PPN sering kali lebih stabil dibandingkan pajak lainnya karena bergantung pada konsumsi yang cenderung terus berlangsung meski modal dalam situasi ekonomi yang beragam.
Tetapi dengan kenaikan PPN ini bisa menimbulkan resiko
1.tekanan daya beli
Denaikan PPN dapat membebankan konsumen, terutama kelompok masyarakat rendah yang menghabiskan sebagian besar pendapatan mereka untuk konsumsi.

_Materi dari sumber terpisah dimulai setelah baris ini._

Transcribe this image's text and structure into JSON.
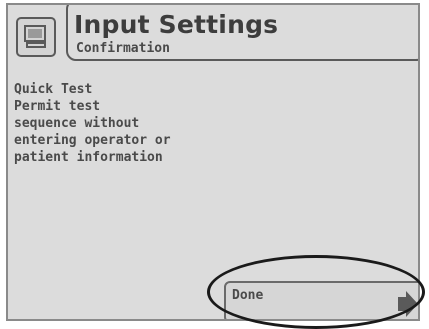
{
  "header": {
    "title": "Input Settings",
    "subtitle": "Confirmation",
    "icon": "monitor-icon"
  },
  "content": {
    "lines": [
      "Quick Test",
      "Permit test",
      "sequence without",
      "entering operator or",
      "patient information"
    ]
  },
  "footer": {
    "done_label": "Done",
    "done_icon": "arrow-right-icon"
  }
}
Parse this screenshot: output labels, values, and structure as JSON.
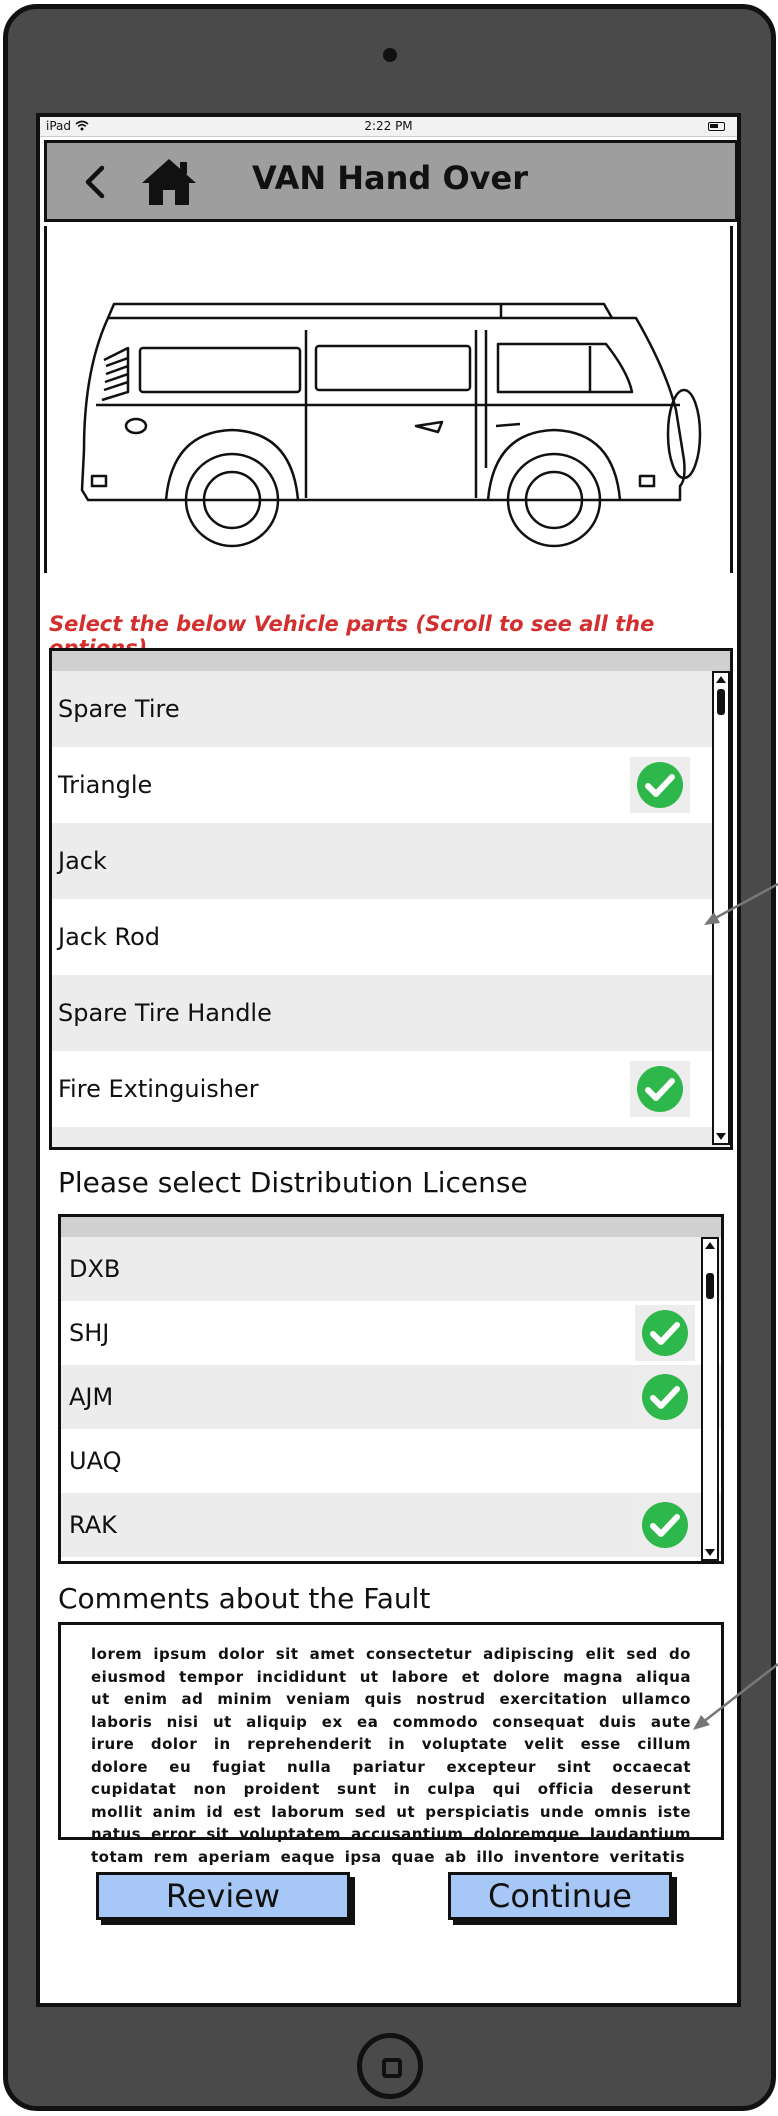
{
  "status_bar": {
    "carrier": "iPad",
    "time": "2:22 PM"
  },
  "nav": {
    "title": "VAN Hand Over"
  },
  "parts": {
    "instruction": "Select the below Vehicle parts  (Scroll to see all the options)",
    "items": [
      {
        "label": "Spare Tire",
        "checked": false
      },
      {
        "label": "Triangle",
        "checked": true
      },
      {
        "label": "Jack",
        "checked": false
      },
      {
        "label": "Jack Rod",
        "checked": false
      },
      {
        "label": "Spare Tire Handle",
        "checked": false
      },
      {
        "label": "Fire Extinguisher",
        "checked": true
      }
    ]
  },
  "license": {
    "heading": "Please select Distribution License",
    "items": [
      {
        "label": "DXB",
        "checked": false
      },
      {
        "label": "SHJ",
        "checked": true
      },
      {
        "label": "AJM",
        "checked": true
      },
      {
        "label": "UAQ",
        "checked": false
      },
      {
        "label": "RAK",
        "checked": true
      }
    ]
  },
  "comments": {
    "heading": "Comments about the Fault",
    "placeholder": "lorem ipsum dolor sit amet consectetur adipiscing elit sed do eiusmod tempor incididunt ut labore et dolore magna aliqua ut enim ad minim veniam quis nostrud exercitation ullamco laboris nisi ut aliquip ex ea commodo consequat duis aute irure dolor in reprehenderit in voluptate velit esse cillum dolore eu fugiat nulla pariatur excepteur sint occaecat cupidatat non proident sunt in culpa qui officia deserunt mollit anim id est laborum sed ut perspiciatis unde omnis iste natus error sit voluptatem accusantium doloremque laudantium totam rem aperiam eaque ipsa quae ab illo inventore veritatis"
  },
  "buttons": {
    "review": "Review",
    "continue": "Continue"
  },
  "colors": {
    "device": "#4a4a4a",
    "navbar": "#9e9e9e",
    "instruction_text": "#d32f2f",
    "check_green": "#2eb84b",
    "row_shade": "#ececec",
    "button_fill": "#a7c8f7"
  },
  "icons": {
    "back": "chevron-left-icon",
    "home": "home-icon",
    "check": "check-circle-icon",
    "battery": "battery-icon",
    "wifi": "wifi-icon"
  }
}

2.pemulihan ekonomi bisa terhambat
Dalam fase pemulihan, daya pembeli dan konsumsi aktivitas adalah kunci. Kenaikan PPN memunculkan kedua aspek ini.
3.beban bagi usaha kecil dan menengah (UKM ).
Kenaikan biaya akibat PPN dapat mengurangi margin keberuntungan terutama bagi UKM yang sensitif terhadap perubahan biaya.
Namun pemerintah menegaskan kenaikan tarif PPN dari 11% menjadi 12% hanya dikenakan terhadap barang dan jasa mewah yaitu barang atau jasa yang selama ini sudah terkena PPN barang mewah yang dikonsumsi oleh golongan masyarakat berada (masyarakat mampu). Contohnya jet pribadi, kapal pesiar yacht, rumah dan apartemen mewah di atas 30 miliar, serta kendaraan bermotor yang terkena PPNBM. Lalu, untuk barang dan jasa yang selain tergolong barang mewah tidak ada kenaikan PPN masih tetap 11%. Dan untuk barang atau jasa yang merupakan kebutuhan pokok masyarakat yang selama ini diberi fasilitas pembebasan atau dikenakan tarif PPN 0%.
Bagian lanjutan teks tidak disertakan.